With the help of homeless support NGO Souper Troopers, a couple living on the streets of the city centre are one step closer to reintegration into mainstream society.
Rameez Kemp has just started a tour guide course at Livingstone Tourism Academy in Gardens, while Carin Rhoode’s beading business is booming.
Mr Kemp and Ms Rhoode said they had lost hope of ever getting off the streets when new inspiration came to them, and with the help of the Troopers, they are able to earn an income, as well as a new lease on life.
Ms Rhoode said she had always been involved with the Souper Troopers, but it was when the organisation lent support to her during a case against the City for fining and confiscating homeless people’s’ belongings, which caused public outrage, that she started becoming more involved (“City taken to task”, CapeTowner, August 19 2019).
Souper Trooper Caryn Gootkin befriended the couple, and helped Ms Rhoode establish her beading business.
Ms Rhoode had already been making beaded necklaces and earrings from beads she picked up on Greenmarket Square, but last year, the Souper Troopers took her under their wing, and people started donating boxes of beads, which Ms Rhoode now uses to make up to 60 necklaces, earrings, bracelets and decorations from her workspace in Woodstock.
She said the Souper Troopers sent her on an embroidery workshop, when she had the idea to incorporate embroidery in her bead work.
Ms Rhoode’s beadwork is bought by the Souper Troopers, who sell it on an online “Souper” Market.
Mr Kemp’s break came when he and Ms Rhoode dropped off some of her stock with Ms Gootkin, and they chatted about doing homeless tours in the city centre. Mr Kemp said the aim of the tour would be to show tourists what life was like on the streets, so to give Ms Gootkin an idea, he drew up a route which included the Arch, where many soup kitchens run from; a walk through the Company’s Garden, where homeless people live and some try to earn a living; then into Plein Street, past the Hope Exchange at Roeland Street, and ending at the Service Dining Room.
While the plan is still in its early stages, it impressed Ms Gootkin so much that she decided to do some research, and realised they could not do tours unless it had registered tour guides.
“When we got to talking, Rameez was the obvious person. He was trying hard to improve his life, and he loves talking, interacting with people and has a warm personality, she said.”

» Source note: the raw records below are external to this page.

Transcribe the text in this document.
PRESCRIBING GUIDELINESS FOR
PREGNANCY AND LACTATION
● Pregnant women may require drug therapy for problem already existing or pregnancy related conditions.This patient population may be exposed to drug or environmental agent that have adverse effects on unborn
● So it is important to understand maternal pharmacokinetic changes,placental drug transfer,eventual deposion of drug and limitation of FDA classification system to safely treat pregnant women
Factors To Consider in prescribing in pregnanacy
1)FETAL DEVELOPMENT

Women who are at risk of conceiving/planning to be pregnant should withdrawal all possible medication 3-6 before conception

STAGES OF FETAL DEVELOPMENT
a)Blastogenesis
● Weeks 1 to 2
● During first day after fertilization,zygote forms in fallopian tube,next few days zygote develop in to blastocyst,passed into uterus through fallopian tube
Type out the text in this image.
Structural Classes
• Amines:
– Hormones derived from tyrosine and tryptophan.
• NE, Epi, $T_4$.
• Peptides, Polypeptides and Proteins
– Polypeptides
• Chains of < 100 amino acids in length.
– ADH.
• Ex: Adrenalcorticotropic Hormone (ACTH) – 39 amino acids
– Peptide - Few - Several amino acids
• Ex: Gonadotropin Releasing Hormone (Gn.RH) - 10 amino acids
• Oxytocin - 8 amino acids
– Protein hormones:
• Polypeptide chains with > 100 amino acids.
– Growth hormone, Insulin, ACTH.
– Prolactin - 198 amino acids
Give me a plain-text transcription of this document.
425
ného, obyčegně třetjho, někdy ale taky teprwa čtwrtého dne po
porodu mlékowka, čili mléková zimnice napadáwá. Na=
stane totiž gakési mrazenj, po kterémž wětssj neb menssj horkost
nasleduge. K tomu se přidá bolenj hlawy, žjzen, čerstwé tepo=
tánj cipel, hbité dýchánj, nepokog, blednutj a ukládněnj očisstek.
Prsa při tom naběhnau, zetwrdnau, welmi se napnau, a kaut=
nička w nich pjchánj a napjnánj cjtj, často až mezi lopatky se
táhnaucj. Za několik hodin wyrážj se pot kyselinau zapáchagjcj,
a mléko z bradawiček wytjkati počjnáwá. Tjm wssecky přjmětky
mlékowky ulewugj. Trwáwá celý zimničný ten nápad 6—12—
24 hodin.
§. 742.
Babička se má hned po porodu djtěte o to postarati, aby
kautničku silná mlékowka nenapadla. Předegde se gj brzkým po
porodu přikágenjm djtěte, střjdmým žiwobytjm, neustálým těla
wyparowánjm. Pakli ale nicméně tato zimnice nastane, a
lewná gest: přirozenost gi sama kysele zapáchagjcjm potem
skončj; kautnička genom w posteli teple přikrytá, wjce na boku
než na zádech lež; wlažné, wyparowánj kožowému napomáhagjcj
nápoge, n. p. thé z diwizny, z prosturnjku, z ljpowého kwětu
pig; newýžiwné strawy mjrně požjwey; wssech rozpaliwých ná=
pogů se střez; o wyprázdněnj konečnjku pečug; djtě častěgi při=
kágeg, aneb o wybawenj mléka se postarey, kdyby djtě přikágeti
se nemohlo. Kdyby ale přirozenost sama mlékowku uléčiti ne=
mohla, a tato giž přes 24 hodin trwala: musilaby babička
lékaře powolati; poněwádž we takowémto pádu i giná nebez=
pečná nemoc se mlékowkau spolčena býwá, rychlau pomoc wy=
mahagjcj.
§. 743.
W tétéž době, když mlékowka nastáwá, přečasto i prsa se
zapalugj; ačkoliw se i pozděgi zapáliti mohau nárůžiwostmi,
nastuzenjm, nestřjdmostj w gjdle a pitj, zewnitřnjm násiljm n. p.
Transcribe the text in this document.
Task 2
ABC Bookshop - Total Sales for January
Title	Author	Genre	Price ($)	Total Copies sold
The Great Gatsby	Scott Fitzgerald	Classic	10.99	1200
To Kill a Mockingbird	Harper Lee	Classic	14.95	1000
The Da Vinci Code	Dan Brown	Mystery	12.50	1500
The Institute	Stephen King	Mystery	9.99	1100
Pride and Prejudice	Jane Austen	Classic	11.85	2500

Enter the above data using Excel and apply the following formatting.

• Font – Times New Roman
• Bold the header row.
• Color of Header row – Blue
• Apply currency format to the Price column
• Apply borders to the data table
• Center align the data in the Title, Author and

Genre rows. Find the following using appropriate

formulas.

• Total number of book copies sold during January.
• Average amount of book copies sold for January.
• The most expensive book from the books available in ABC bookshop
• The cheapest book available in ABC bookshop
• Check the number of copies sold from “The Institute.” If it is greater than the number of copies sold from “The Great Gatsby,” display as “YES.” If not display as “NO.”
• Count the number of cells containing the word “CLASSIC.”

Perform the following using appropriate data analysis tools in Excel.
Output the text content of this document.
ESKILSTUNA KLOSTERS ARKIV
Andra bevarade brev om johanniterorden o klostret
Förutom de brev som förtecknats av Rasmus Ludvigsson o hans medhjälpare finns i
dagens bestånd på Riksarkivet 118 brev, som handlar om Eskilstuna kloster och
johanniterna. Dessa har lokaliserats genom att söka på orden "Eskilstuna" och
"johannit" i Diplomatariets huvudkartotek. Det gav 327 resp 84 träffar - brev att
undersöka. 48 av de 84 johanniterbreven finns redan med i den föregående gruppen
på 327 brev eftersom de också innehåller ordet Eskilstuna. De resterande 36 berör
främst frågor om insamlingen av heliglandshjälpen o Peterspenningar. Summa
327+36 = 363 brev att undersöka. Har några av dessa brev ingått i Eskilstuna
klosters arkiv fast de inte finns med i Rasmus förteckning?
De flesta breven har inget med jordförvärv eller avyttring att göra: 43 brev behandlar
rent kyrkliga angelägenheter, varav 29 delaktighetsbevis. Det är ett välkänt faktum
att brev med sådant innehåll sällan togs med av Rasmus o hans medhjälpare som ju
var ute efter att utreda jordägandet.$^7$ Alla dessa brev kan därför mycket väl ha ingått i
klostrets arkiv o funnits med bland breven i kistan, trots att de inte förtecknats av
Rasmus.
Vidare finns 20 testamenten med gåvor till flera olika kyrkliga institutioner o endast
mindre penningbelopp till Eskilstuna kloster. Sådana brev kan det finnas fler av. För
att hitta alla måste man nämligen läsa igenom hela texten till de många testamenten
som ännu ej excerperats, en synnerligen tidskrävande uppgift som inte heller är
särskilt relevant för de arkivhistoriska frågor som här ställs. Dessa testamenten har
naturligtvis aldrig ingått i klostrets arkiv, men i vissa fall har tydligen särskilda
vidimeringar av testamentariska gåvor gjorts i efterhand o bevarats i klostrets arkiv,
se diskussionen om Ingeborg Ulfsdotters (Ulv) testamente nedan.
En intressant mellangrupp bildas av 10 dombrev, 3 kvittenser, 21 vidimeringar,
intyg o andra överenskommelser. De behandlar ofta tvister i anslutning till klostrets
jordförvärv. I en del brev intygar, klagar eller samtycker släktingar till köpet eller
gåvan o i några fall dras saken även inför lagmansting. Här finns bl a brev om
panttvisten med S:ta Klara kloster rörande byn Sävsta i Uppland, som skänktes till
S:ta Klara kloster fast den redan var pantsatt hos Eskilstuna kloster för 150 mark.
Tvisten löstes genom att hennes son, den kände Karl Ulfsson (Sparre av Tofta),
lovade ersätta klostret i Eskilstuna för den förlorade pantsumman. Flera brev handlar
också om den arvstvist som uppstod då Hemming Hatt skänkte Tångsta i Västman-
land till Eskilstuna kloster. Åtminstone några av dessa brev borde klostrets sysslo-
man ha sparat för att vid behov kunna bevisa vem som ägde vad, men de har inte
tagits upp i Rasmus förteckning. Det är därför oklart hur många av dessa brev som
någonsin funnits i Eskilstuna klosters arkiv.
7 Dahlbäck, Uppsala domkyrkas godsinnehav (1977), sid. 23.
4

Ms Gootkin said a generous sponsor donated the full fees for Mr Kemp to study to become a tour guide.
Ms Rhoode said she had never seen Mr Kemp as excited as he was when he received the news.
“He almost jumped through the roof of the tent.” Mr Kemp said the two-week course teaches students about historical landmarks such as the Company’s Garden, Robben Island and V&A Waterfront, among others; communication and language skills and how to interact with tourists.
He had attended every class so far.
After he graduates, he will receive an accredited Level 4 tour guide certificate.
Mr Kemp said while he was grateful for the opportunity, he said no opportunity given will work out if not well received.
“I had the right attitude and I grabbed it with both hands. When you live on the streets, many opportunities pop up, but they only go half-way, then the person stops supporting you, or the contract ends, or the person doesn’t call back. This is the first time something has came full circle. And now, there are no more excuses – we don’t wish to get things done, we get things done.”
He said his end goal is to start his own tour company, and is excited for the establishment of the homeless tours.
Meanwhile, Ms Rhoode is making stock to take to markets, which is the next step to growing her business.
“My ultimate goal is to get myself a place I call home. I don’t want to live on the streets another year. While I don’t make enough yet, I can work towards getting myself a home.”
She said she and Mr Kemp have been through a lot on the streets, but they were survivors, and they wanted to show other homeless people that they, too, can make it. “The situation won’t be like this forever – all we have to do is show up.”
Mr Rhoode said she was also prepared to empower other homeless people and teach them the skills she learnt.